Per un buffet sceglierei invece ricotta e spinaci oppure cipolla e formaggio, perché risultano più facili da porzionare e meno intense. Per una cena invernale preferisco broccoli e salsiccia, mentre melanzane e pomodoro funzionano bene in estate, quando le verdure hanno più sapore.
Non congelerei la preparazione già cotta se posso evitarlo: la sfoglia perde parte della sua fragranza. È più efficace congelare i pezzi prima della cottura, ben avvolti, e cuocerli ancora parzialmente scongelati aumentando leggermente i tempi.
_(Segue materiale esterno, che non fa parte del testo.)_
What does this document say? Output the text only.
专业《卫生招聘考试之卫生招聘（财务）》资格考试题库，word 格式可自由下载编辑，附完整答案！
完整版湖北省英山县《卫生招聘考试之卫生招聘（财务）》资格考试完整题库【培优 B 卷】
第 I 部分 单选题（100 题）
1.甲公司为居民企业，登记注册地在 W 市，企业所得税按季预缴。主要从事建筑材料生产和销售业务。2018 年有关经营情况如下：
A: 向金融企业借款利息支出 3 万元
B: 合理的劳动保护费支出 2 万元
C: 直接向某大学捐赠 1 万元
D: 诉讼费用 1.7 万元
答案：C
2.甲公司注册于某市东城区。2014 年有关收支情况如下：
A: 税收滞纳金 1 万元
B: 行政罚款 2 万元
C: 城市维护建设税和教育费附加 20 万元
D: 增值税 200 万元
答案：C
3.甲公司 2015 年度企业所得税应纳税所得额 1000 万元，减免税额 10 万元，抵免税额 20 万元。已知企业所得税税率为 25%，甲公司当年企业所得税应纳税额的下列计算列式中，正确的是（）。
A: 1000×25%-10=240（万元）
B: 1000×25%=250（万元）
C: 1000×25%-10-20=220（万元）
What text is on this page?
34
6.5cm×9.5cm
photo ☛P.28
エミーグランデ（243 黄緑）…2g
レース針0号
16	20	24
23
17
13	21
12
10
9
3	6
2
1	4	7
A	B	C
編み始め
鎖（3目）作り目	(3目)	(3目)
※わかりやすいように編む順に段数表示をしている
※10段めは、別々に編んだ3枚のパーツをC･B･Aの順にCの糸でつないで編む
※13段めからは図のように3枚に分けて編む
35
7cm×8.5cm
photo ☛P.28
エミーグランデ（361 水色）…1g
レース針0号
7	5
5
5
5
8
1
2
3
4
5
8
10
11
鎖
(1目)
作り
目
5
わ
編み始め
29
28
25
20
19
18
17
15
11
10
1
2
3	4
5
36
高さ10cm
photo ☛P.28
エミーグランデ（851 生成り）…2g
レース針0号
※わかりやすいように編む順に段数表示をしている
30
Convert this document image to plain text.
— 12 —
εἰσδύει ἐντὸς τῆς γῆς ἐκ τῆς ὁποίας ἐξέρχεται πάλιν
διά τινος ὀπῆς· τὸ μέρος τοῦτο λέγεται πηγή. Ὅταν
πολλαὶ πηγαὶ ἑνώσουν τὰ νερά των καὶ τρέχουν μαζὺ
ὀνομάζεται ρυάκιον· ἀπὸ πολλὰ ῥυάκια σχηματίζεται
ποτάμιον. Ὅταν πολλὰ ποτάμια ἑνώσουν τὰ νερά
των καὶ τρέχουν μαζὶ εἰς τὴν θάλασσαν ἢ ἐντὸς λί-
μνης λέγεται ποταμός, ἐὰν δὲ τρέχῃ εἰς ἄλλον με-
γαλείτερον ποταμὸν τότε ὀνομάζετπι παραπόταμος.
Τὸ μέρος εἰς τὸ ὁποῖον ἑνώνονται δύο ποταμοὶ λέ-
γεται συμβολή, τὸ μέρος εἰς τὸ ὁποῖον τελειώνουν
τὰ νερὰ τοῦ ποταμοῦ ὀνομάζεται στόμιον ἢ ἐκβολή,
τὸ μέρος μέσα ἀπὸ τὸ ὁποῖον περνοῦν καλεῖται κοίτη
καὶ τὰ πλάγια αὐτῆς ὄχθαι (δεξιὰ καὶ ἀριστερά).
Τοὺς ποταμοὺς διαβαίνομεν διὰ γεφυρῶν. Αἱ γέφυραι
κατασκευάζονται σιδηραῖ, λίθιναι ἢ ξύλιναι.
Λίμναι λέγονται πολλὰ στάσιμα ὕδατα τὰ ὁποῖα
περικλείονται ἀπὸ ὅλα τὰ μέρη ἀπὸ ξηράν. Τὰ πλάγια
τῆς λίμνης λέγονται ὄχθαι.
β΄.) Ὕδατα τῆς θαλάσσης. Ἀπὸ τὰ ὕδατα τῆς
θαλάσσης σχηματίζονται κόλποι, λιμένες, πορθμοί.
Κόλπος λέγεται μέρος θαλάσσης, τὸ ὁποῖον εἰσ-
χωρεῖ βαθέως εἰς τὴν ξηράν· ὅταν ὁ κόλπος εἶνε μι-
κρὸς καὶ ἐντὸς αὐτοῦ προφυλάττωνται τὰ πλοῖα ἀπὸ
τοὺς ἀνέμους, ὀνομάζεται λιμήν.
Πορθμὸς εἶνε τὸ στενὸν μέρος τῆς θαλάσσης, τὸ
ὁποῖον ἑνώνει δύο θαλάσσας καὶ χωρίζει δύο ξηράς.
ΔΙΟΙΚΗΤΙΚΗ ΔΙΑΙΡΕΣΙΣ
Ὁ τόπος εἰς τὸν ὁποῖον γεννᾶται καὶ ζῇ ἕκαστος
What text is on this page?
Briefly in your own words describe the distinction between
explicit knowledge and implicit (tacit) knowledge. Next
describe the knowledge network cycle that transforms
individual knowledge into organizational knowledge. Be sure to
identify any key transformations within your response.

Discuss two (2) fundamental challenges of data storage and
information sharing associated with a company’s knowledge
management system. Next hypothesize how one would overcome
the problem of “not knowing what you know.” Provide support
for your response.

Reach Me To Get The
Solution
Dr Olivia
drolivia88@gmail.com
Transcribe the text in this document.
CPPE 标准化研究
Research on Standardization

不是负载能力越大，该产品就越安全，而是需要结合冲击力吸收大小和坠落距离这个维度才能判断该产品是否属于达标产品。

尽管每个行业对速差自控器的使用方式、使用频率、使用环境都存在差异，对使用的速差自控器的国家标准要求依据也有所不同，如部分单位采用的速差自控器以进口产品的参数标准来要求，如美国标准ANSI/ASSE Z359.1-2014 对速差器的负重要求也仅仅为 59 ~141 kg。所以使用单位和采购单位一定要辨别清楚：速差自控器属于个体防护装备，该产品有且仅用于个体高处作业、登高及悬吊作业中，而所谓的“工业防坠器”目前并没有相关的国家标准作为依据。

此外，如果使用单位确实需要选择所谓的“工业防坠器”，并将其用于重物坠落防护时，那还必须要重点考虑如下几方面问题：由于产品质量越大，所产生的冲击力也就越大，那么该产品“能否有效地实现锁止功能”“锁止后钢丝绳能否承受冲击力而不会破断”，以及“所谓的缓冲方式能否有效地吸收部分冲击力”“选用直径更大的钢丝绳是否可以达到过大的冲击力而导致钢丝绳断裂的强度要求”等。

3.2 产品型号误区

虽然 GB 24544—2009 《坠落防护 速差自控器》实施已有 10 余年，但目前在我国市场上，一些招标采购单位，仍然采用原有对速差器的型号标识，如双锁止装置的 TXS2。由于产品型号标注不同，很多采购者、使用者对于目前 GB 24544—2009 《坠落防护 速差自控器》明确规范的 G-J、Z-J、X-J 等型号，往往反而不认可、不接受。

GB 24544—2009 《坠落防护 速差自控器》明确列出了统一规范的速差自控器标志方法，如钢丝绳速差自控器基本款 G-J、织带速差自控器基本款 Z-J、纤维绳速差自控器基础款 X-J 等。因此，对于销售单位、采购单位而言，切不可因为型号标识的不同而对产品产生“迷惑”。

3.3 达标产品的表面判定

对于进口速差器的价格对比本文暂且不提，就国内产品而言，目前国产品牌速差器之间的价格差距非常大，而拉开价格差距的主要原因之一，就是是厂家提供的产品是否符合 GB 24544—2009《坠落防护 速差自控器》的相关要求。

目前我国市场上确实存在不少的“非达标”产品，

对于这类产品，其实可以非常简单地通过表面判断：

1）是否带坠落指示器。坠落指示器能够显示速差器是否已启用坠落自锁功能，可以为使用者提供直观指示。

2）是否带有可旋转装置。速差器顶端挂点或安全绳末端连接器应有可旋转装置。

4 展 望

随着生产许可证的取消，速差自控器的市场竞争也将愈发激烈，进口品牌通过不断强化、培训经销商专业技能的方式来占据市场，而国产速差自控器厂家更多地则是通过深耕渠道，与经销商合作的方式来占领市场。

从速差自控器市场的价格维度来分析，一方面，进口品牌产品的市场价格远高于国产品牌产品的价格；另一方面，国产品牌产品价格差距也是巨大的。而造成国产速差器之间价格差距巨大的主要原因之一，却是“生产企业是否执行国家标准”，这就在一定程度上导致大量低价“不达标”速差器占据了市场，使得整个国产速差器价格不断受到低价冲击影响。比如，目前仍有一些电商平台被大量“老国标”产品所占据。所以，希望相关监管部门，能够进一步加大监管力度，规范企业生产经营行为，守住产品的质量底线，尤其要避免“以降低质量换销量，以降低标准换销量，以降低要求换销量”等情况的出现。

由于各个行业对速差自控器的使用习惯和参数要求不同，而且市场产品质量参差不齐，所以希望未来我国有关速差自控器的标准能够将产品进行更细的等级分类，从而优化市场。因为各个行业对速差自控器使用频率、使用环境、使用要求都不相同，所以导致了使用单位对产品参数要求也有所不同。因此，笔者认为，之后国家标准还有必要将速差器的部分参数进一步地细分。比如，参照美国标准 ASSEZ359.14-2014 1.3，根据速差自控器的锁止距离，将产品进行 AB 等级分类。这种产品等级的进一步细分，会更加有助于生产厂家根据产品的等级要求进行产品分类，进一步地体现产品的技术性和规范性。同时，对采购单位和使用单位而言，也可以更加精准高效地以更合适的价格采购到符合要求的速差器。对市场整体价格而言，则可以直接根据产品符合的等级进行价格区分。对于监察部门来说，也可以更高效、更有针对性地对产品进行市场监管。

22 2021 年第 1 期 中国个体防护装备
Il risultato dipende comunque dal ripieno, perché quelli più umidi sopportano peggio la conservazione.
Il dettaglio che trasforma una focaccia in una scaccia
La differenza non sta nell’aggiungere ingredienti costosi, ma nel rispettare tre passaggi semplici: impasto ben riposato, farcitura asciutta e sfoglia sottile. La ricetta resta rustica, però la tecnica richiede attenzione, soprattutto quando si distribuisce il ripieno e si eseguono le pieghe.
Per iniziare consiglio la combinazione con pomodoro, cipolla e Ragusano, preparando una quantità moderata di salsa. Una volta imparato il movimento della chiusura, si possono provare verdure, ricotta o salsiccia, mantenendo sempre lo stesso criterio: ogni farcitura deve accompagnare la pasta, non nasconderla.
È proprio questo equilibrio a rendere la specialità ragusana così interessante nel repertorio di pani e impasti italiani. Pochi ingredienti, un forno ben caldo e un gesto tramandato in famiglia bastano per portare in tavola una preparazione rustica, stratificata e profondamente legata al territorio.